Cincuenta metros hacia el norte, había una casa que cortaba la calle. Se levantaba despareja: de un lado había una construcción de dos pisos donde parecía habitar una familia. Del otro, un cobertizo que funcionaba como taller. En ese lado, un automóvil con el capó levantado. Entre el capó y el motor, un hombre.
-¡Laura!- gritó una figura barbuda con las manos engrasadas mientras salía corriendo desde la oscuridad.
Ahora sí, pensaron las chusmas y las vecinas que conocían al hombre con aspecto desgreñado, estos infelices vinieron a la boca del lobo. Algunas sacaron sus celulares esperando documentar las escenas violentas que llenarían horas y horas de debate televisivo. Levantaron banderas al mismo tiempo que se producía el encuentro entre la mujer y el que había ido corriendo hacia ella.
-Laura- susurró, mientras se detenía frente a su esposa y posaba con una ternura infinita una mano gigantesca sobre el cutis herido de ella - ¿Qué te pasó? ¿Quién te hizo esto?
Ella hizo una mueca de extrañeza. Había olvidado lo que le había sucedido hacía media hora cuando salía del jardín de infantes.
-No te preocupes, Adrián, no es nada. Cuando salimos con Pablito del jardín, unos nenes estaban intentando cazar una paloma. Tuve tan mala suerte que el gomerazo de uno de ellos fue a parar en mi cara. Sangró un poquito, pero estoy bien -dijo sonriendo.
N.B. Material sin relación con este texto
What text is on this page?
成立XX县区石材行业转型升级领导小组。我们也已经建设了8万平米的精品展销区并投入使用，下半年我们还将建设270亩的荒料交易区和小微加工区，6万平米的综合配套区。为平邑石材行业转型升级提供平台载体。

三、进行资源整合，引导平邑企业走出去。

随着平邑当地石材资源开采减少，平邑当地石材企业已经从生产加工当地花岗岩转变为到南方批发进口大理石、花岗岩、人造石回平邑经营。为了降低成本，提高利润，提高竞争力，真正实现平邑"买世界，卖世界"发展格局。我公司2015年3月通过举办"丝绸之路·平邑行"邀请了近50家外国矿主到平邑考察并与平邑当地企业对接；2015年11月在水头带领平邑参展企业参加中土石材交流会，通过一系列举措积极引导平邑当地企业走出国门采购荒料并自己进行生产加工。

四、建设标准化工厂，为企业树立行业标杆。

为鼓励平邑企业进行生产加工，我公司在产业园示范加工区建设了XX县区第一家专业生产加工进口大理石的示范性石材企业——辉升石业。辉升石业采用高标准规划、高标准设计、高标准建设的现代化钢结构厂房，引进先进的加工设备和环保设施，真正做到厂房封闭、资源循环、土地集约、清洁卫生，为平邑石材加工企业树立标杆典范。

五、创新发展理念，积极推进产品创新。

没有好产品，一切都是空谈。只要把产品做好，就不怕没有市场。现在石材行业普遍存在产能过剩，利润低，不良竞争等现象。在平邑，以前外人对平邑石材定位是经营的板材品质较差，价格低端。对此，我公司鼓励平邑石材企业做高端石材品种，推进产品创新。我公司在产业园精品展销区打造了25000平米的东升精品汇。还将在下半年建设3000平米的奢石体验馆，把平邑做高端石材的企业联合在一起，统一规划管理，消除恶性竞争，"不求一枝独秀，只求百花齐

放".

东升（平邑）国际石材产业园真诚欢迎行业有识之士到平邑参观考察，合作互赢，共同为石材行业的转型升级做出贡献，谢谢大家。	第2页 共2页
El niño contó con lujo de detalles cuántos eran los cazadores, cómo se llamaba la paloma, cuál fue la palabrota que dijo la maestra y qué fue lo que pasó en el camino. Después preguntó si podían preparar el chocolate porque la caminata le había dado hambre y los tres entraron al hogar.
Se supo que las chusmas volvieron mustias a sus casas, con los rostros como si fueran tomates maduros. Nunca se volvió a mencionar este tema, pero todos sabían por qué Adrián se había convertido en el mecánico más recomendado en todo el pueblo. 

FIN
Espero que les haya gustado y que los deje pensando. Lo terminé de escribir el 11/05/15. Muchísimas gracias por leer.